Yang lebih beruntung mungkin Pak Sihombing. Lelaki tua yang mengaku berumur lebih dari 60 tahun ini sudah 40 tahun menjadi penarik betor. Kendaraan yang sekarang dipakainya ini adalah miliknya pribadi, sehingga ia tidak merasa dikejar-kejar setoran. Sehari-hari Pak Sihombing mangkal di depan hotel Danau Toba, Medan. Dia menarik betor sejak usia belasan tahun, sehingga sudah hapal seluk-beluk jalan-jalan di kota Medan.
Namun disayangkan, beberapa tukang betor yang ugal-ugalan membuat beberapa pihak tidak simpatik terhadap keberadaan betor. Mereka dianggap pengganggu kelancaran lalu lintas. Padahal banyak kaum ibu dan anak-anak yang menggunakannya. Entah ke pasar, toserba, atau sekolah. Banyak murid TK dan SD dalam rombongan kecil menggunakan betor untuk ke sekolah atau pulang ke rumah mereka. Dalam satu betor bisa lima sampai enam murid SD atau TK.

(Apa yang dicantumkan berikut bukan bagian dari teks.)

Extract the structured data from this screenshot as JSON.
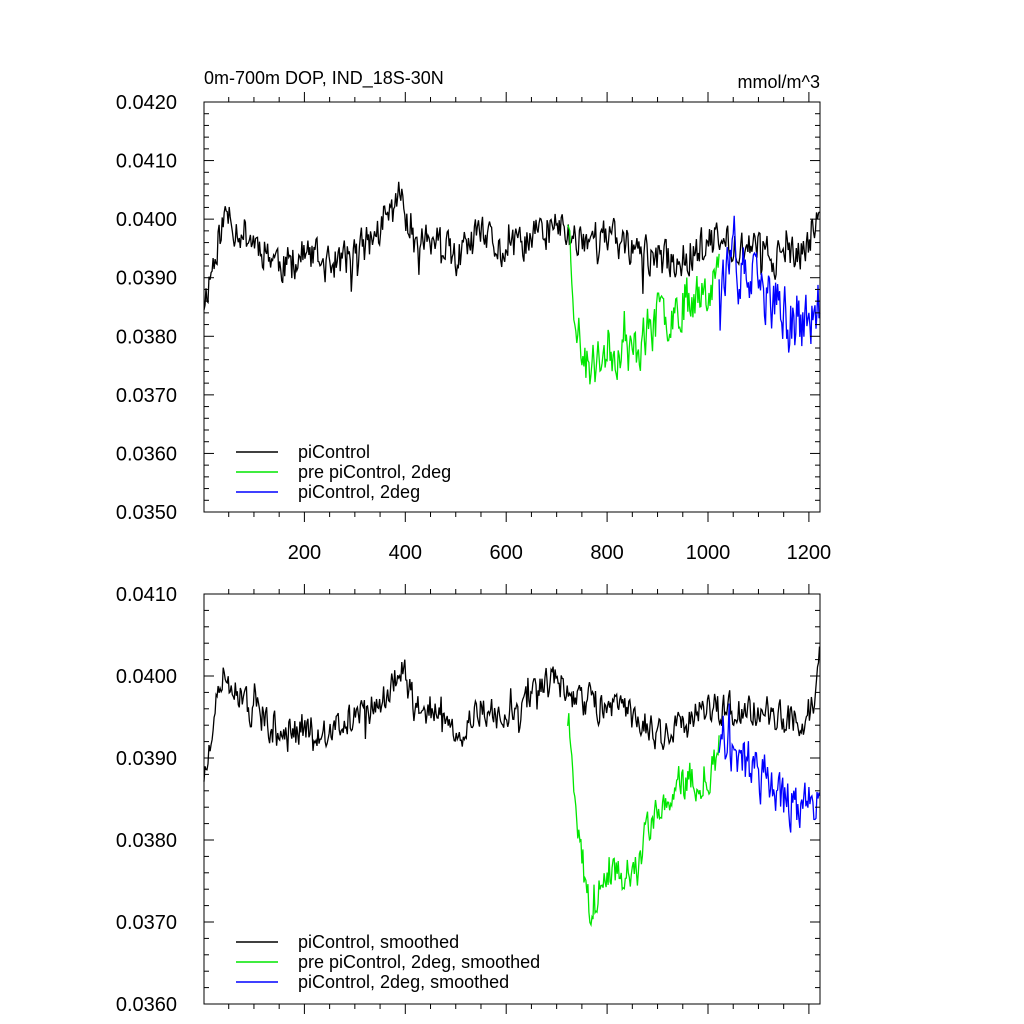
{
  "chart_data": [
    {
      "type": "line",
      "title": "0m-700m DOP, IND_18S-30N",
      "units": "mmol/m^3",
      "xlim": [
        1,
        1222
      ],
      "ylim": [
        0.035,
        0.042
      ],
      "xticks": [
        200,
        400,
        600,
        800,
        1000,
        1200
      ],
      "xtick_labels": [
        "200",
        "400",
        "600",
        "800",
        "1000",
        "1200"
      ],
      "yticks": [
        0.035,
        0.036,
        0.037,
        0.038,
        0.039,
        0.04,
        0.041,
        0.042
      ],
      "ytick_labels": [
        "0.0350",
        "0.0360",
        "0.0370",
        "0.0380",
        "0.0390",
        "0.0400",
        "0.0410",
        "0.0420"
      ],
      "legend_position": "bottom-left",
      "series": [
        {
          "name": "piControl",
          "color": "#000000",
          "x_start": 1,
          "x_end": 1222,
          "anchors": [
            [
              1,
              0.0386
            ],
            [
              15,
              0.0391
            ],
            [
              30,
              0.0397
            ],
            [
              45,
              0.0401
            ],
            [
              60,
              0.0399
            ],
            [
              90,
              0.0397
            ],
            [
              120,
              0.0395
            ],
            [
              160,
              0.0392
            ],
            [
              200,
              0.0394
            ],
            [
              250,
              0.0392
            ],
            [
              300,
              0.0394
            ],
            [
              350,
              0.0398
            ],
            [
              390,
              0.0404
            ],
            [
              420,
              0.0397
            ],
            [
              460,
              0.0396
            ],
            [
              500,
              0.0393
            ],
            [
              550,
              0.0397
            ],
            [
              600,
              0.0394
            ],
            [
              650,
              0.0397
            ],
            [
              700,
              0.0399
            ],
            [
              725,
              0.0397
            ],
            [
              760,
              0.0397
            ],
            [
              800,
              0.0397
            ],
            [
              850,
              0.0395
            ],
            [
              900,
              0.0393
            ],
            [
              950,
              0.0393
            ],
            [
              1000,
              0.0396
            ],
            [
              1050,
              0.0396
            ],
            [
              1100,
              0.0395
            ],
            [
              1150,
              0.0393
            ],
            [
              1190,
              0.0394
            ],
            [
              1210,
              0.0399
            ],
            [
              1222,
              0.0401
            ]
          ],
          "noise": 0.00045,
          "seed": 11
        },
        {
          "name": "pre piControl, 2deg",
          "color": "#00e600",
          "x_start": 722,
          "x_end": 1022,
          "anchors": [
            [
              722,
              0.0401
            ],
            [
              735,
              0.0386
            ],
            [
              750,
              0.0377
            ],
            [
              765,
              0.0374
            ],
            [
              800,
              0.0378
            ],
            [
              850,
              0.0377
            ],
            [
              900,
              0.0383
            ],
            [
              950,
              0.0386
            ],
            [
              1000,
              0.0389
            ],
            [
              1022,
              0.0391
            ]
          ],
          "noise": 0.0006,
          "seed": 23
        },
        {
          "name": "piControl, 2deg",
          "color": "#0000ff",
          "x_start": 1022,
          "x_end": 1222,
          "anchors": [
            [
              1022,
              0.0392
            ],
            [
              1060,
              0.0391
            ],
            [
              1100,
              0.0388
            ],
            [
              1150,
              0.0384
            ],
            [
              1180,
              0.0382
            ],
            [
              1222,
              0.0383
            ]
          ],
          "noise": 0.0007,
          "seed": 37
        }
      ]
    },
    {
      "type": "line",
      "title": "",
      "units": "",
      "xlim": [
        1,
        1222
      ],
      "ylim": [
        0.036,
        0.041
      ],
      "xticks": [
        200,
        400,
        600,
        800,
        1000,
        1200
      ],
      "xtick_labels": [],
      "yticks": [
        0.036,
        0.037,
        0.038,
        0.039,
        0.04,
        0.041
      ],
      "ytick_labels": [
        "0.0360",
        "0.0370",
        "0.0380",
        "0.0390",
        "0.0400",
        "0.0410"
      ],
      "legend_position": "bottom-left",
      "series": [
        {
          "name": "piControl, smoothed",
          "color": "#000000",
          "x_start": 1,
          "x_end": 1222,
          "anchors": [
            [
              1,
              0.0388
            ],
            [
              15,
              0.0391
            ],
            [
              30,
              0.0398
            ],
            [
              45,
              0.0401
            ],
            [
              60,
              0.0398
            ],
            [
              90,
              0.0396
            ],
            [
              120,
              0.0395
            ],
            [
              160,
              0.0392
            ],
            [
              200,
              0.0394
            ],
            [
              250,
              0.0393
            ],
            [
              300,
              0.0395
            ],
            [
              350,
              0.0397
            ],
            [
              395,
              0.0401
            ],
            [
              420,
              0.0396
            ],
            [
              460,
              0.0396
            ],
            [
              500,
              0.0392
            ],
            [
              550,
              0.0396
            ],
            [
              600,
              0.0394
            ],
            [
              650,
              0.0397
            ],
            [
              700,
              0.04
            ],
            [
              725,
              0.0397
            ],
            [
              760,
              0.0397
            ],
            [
              800,
              0.0396
            ],
            [
              850,
              0.0395
            ],
            [
              900,
              0.0393
            ],
            [
              950,
              0.0394
            ],
            [
              1000,
              0.0396
            ],
            [
              1050,
              0.0396
            ],
            [
              1100,
              0.0396
            ],
            [
              1150,
              0.0395
            ],
            [
              1190,
              0.0394
            ],
            [
              1210,
              0.0397
            ],
            [
              1222,
              0.0402
            ]
          ],
          "noise": 0.00028,
          "seed": 51
        },
        {
          "name": "pre piControl, 2deg, smoothed",
          "color": "#00e600",
          "x_start": 722,
          "x_end": 1022,
          "anchors": [
            [
              722,
              0.0395
            ],
            [
              735,
              0.0387
            ],
            [
              750,
              0.0378
            ],
            [
              765,
              0.0372
            ],
            [
              800,
              0.0377
            ],
            [
              850,
              0.0375
            ],
            [
              900,
              0.0384
            ],
            [
              950,
              0.0387
            ],
            [
              1000,
              0.0388
            ],
            [
              1022,
              0.0391
            ]
          ],
          "noise": 0.00035,
          "seed": 63
        },
        {
          "name": "piControl, 2deg, smoothed",
          "color": "#0000ff",
          "x_start": 1022,
          "x_end": 1222,
          "anchors": [
            [
              1022,
              0.0392
            ],
            [
              1060,
              0.039
            ],
            [
              1100,
              0.0388
            ],
            [
              1150,
              0.0385
            ],
            [
              1180,
              0.0384
            ],
            [
              1222,
              0.0386
            ]
          ],
          "noise": 0.00045,
          "seed": 77
        }
      ]
    }
  ]
}
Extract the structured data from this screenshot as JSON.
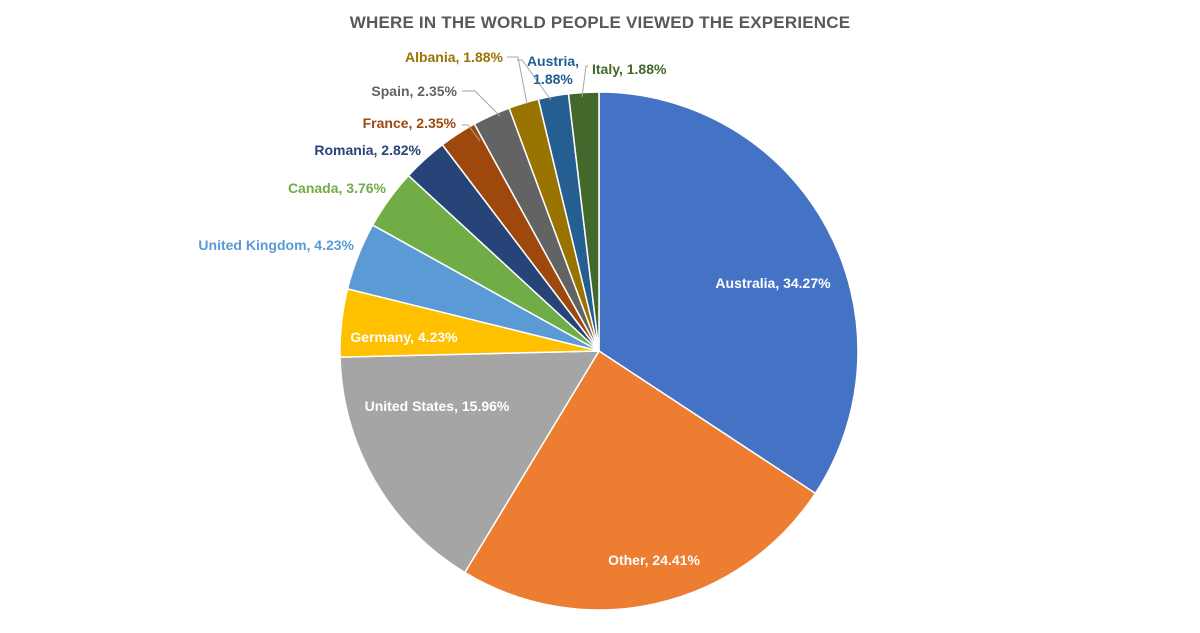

Becak motor dan becak kayuh bagaimanapun sudah menambah ciri khas kota Medan khususnya, dan Sumatera utara umumnya. Seperti halnya delman sebagai ciri khas kendaraan tradisional di Jawa yang makin lama makin berkurang jumlahnya karena terlindas kemajuan zaman. Uniknya, ada beberapa becak motor atau kayuh di Medan yang bagian belakangnya tertulis “Becak Motor Wisata”.